Keywords: “python data cleansing”, “data cleaning python pandas”.
# Convert all names to lowercase
df['Name'] = df['Name'].apply(lambda x: x.lower())
# Remove leading/trailing spaces
df['City'] = df['City'].apply(lambda x: x.strip())
# Replace negative values with 0
df['Income'] = df['Income'].apply(lambda x: max(x, 0))
# Create full_name by combining two columns
df['Full_Name'] = df.apply(lambda row: row['First'] + ' ' + row['Last'], axis=1)
# Define a custom function
def clean_age(x):
return 0 if pd.isnull(x) else int(x)
df['Age'] = df['Age'].apply(clean_age)
Data cleaning, also known as data cleansing or data scrubbing, is the process of identifying and correcting or removing errors and inconsistencies in datasets to improve data quality and ensure it is suitable for analysis
Common data cleaning tasks include handling missing values, removing duplicates, correcting data types, standardizing formats, dealing with outliers, and handling inconsistencies in data.
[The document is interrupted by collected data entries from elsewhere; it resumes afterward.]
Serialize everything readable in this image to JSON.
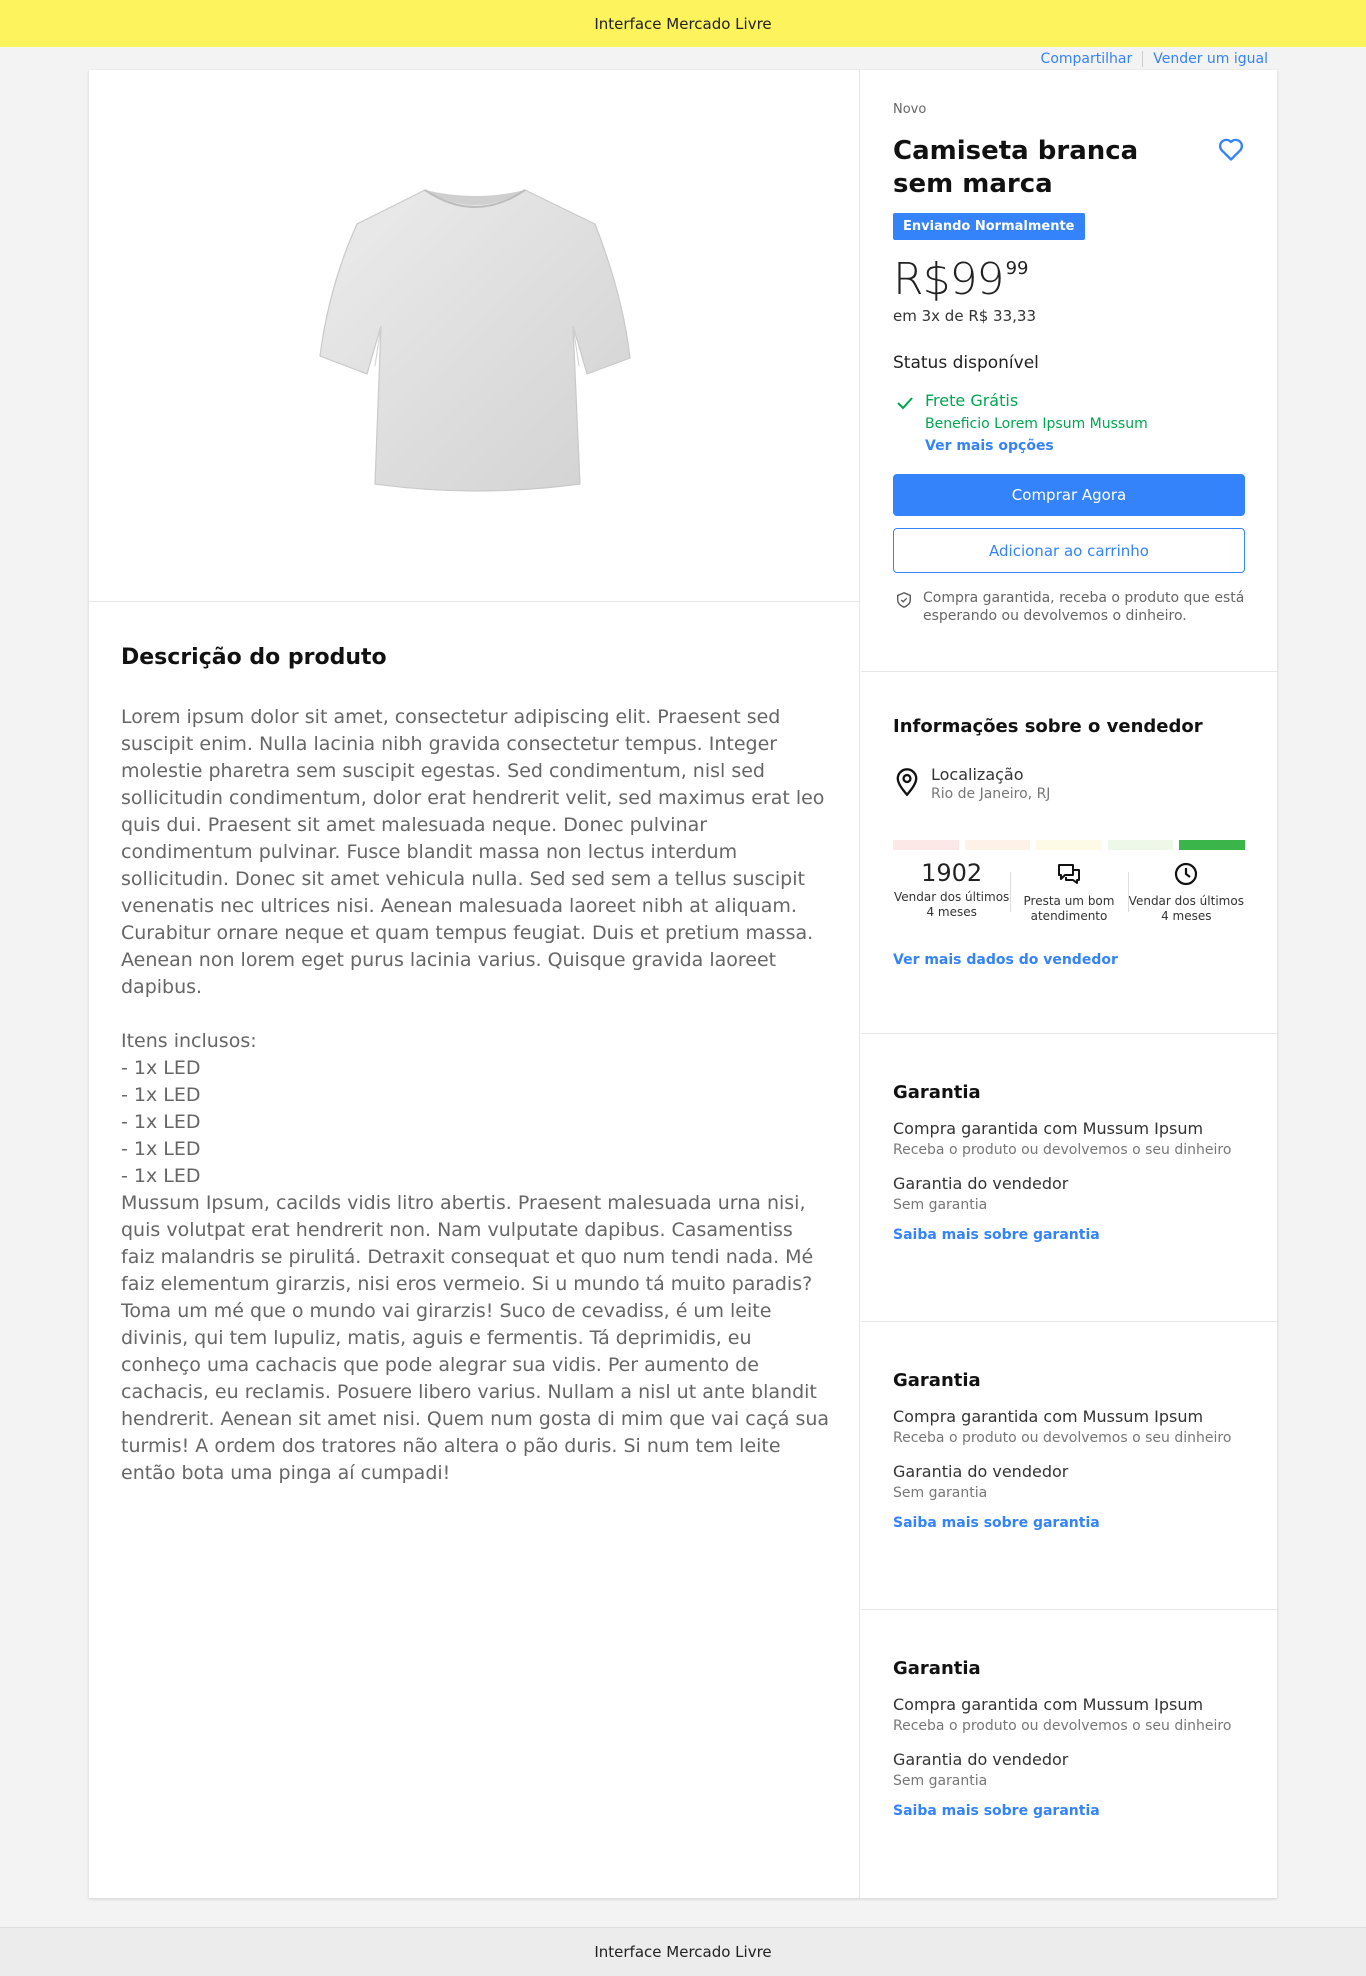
{
  "header": {
    "title": "Interface Mercado Livre"
  },
  "top_links": [
    "Compartilhar",
    "Vender um igual"
  ],
  "product": {
    "image_icon": "tshirt-image",
    "condition": "Novo",
    "title": "Camiseta branca sem marca",
    "badge": "Enviando Normalmente",
    "price_main": "R$99",
    "price_cents": "99",
    "installments": "em 3x de R$ 33,33",
    "status": "Status disponível",
    "shipping": {
      "free": "Frete Grátis",
      "benefit": "Beneficio Lorem Ipsum Mussum",
      "more": "Ver mais opções"
    },
    "buy_now": "Comprar Agora",
    "add_to_cart": "Adicionar ao carrinho",
    "guarantee_note": "Compra garantida, receba o produto que está esperando ou devolvemos o dinheiro."
  },
  "description": {
    "title": "Descrição do produto",
    "text": "Lorem ipsum dolor sit amet, consectetur adipiscing elit. Praesent sed suscipit enim. Nulla lacinia nibh gravida consectetur tempus. Integer molestie pharetra sem suscipit egestas. Sed condimentum, nisl sed sollicitudin condimentum, dolor erat hendrerit velit, sed maximus erat leo quis dui. Praesent sit amet malesuada neque. Donec pulvinar condimentum pulvinar. Fusce blandit massa non lectus interdum sollicitudin. Donec sit amet vehicula nulla. Sed sed sem a tellus suscipit venenatis nec ultrices nisi. Aenean malesuada laoreet nibh at aliquam. Curabitur ornare neque et quam tempus feugiat. Duis et pretium massa. Aenean non lorem eget purus lacinia varius. Quisque gravida laoreet dapibus.\n\nItens inclusos:\n- 1x LED\n- 1x LED\n- 1x LED\n- 1x LED\n- 1x LED\nMussum Ipsum, cacilds vidis litro abertis. Praesent malesuada urna nisi, quis volutpat erat hendrerit non. Nam vulputate dapibus. Casamentiss faiz malandris se pirulitá. Detraxit consequat et quo num tendi nada. Mé faiz elementum girarzis, nisi eros vermeio. Si u mundo tá muito paradis? Toma um mé que o mundo vai girarzis! Suco de cevadiss, é um leite divinis, qui tem lupuliz, matis, aguis e fermentis. Tá deprimidis, eu conheço uma cachacis que pode alegrar sua vidis. Per aumento de cachacis, eu reclamis. Posuere libero varius. Nullam a nisl ut ante blandit hendrerit. Aenean sit amet nisi. Quem num gosta di mim que vai caçá sua turmis! A ordem dos tratores não altera o pão duris. Si num tem leite então bota uma pinga aí cumpadi!"
  },
  "seller": {
    "title": "Informações sobre o vendedor",
    "location_label": "Localização",
    "location_value": "Rio de Janeiro, RJ",
    "reputation_colors": [
      "#fde8e8",
      "#fdf1e8",
      "#fdfbe6",
      "#eef8e8",
      "#39b54a"
    ],
    "stats": [
      {
        "value": "1902",
        "label": "Vendar dos últimos 4 meses"
      },
      {
        "icon": "chat-icon",
        "label": "Presta um bom atendimento"
      },
      {
        "icon": "clock-icon",
        "label": "Vendar dos últimos 4 meses"
      }
    ],
    "more_link": "Ver mais dados do vendedor"
  },
  "warranties": [
    {
      "title": "Garantia",
      "item1_title": "Compra garantida com Mussum Ipsum",
      "item1_sub": "Receba o produto ou devolvemos o seu dinheiro",
      "item2_title": "Garantia do vendedor",
      "item2_sub": "Sem garantia",
      "link": "Saiba mais sobre garantia"
    },
    {
      "title": "Garantia",
      "item1_title": "Compra garantida com Mussum Ipsum",
      "item1_sub": "Receba o produto ou devolvemos o seu dinheiro",
      "item2_title": "Garantia do vendedor",
      "item2_sub": "Sem garantia",
      "link": "Saiba mais sobre garantia"
    },
    {
      "title": "Garantia",
      "item1_title": "Compra garantida com Mussum Ipsum",
      "item1_sub": "Receba o produto ou devolvemos o seu dinheiro",
      "item2_title": "Garantia do vendedor",
      "item2_sub": "Sem garantia",
      "link": "Saiba mais sobre garantia"
    }
  ],
  "footer": {
    "text": "Interface Mercado Livre"
  },
  "colors": {
    "accent": "#3483fa",
    "header_bg": "#fdf35d",
    "success": "#00a650"
  }
}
Imputation is the process of filling in missing values with estimated or calculated values. You can use Pandas functions like fillna() or libraries like Scikit-Learn’s SimpleImputer for imputation.
You can handle missing values using libraries like Pandas by using functions like dropna() to remove rows with missing values, fillna() to fill missing values with a specified value, or by using techniques like interpolation or imputation.
You can remove duplicate rows in a Pandas DataFrame using the drop_duplicates() method.
Outliers are data points that deviate significantly from the rest of the data. You can detect and handle outliers using techniques such as Z-score, IQR (Interquartile Range), or visualization methods. Libraries like Scikit-Learn and Matplotlib can be helpful.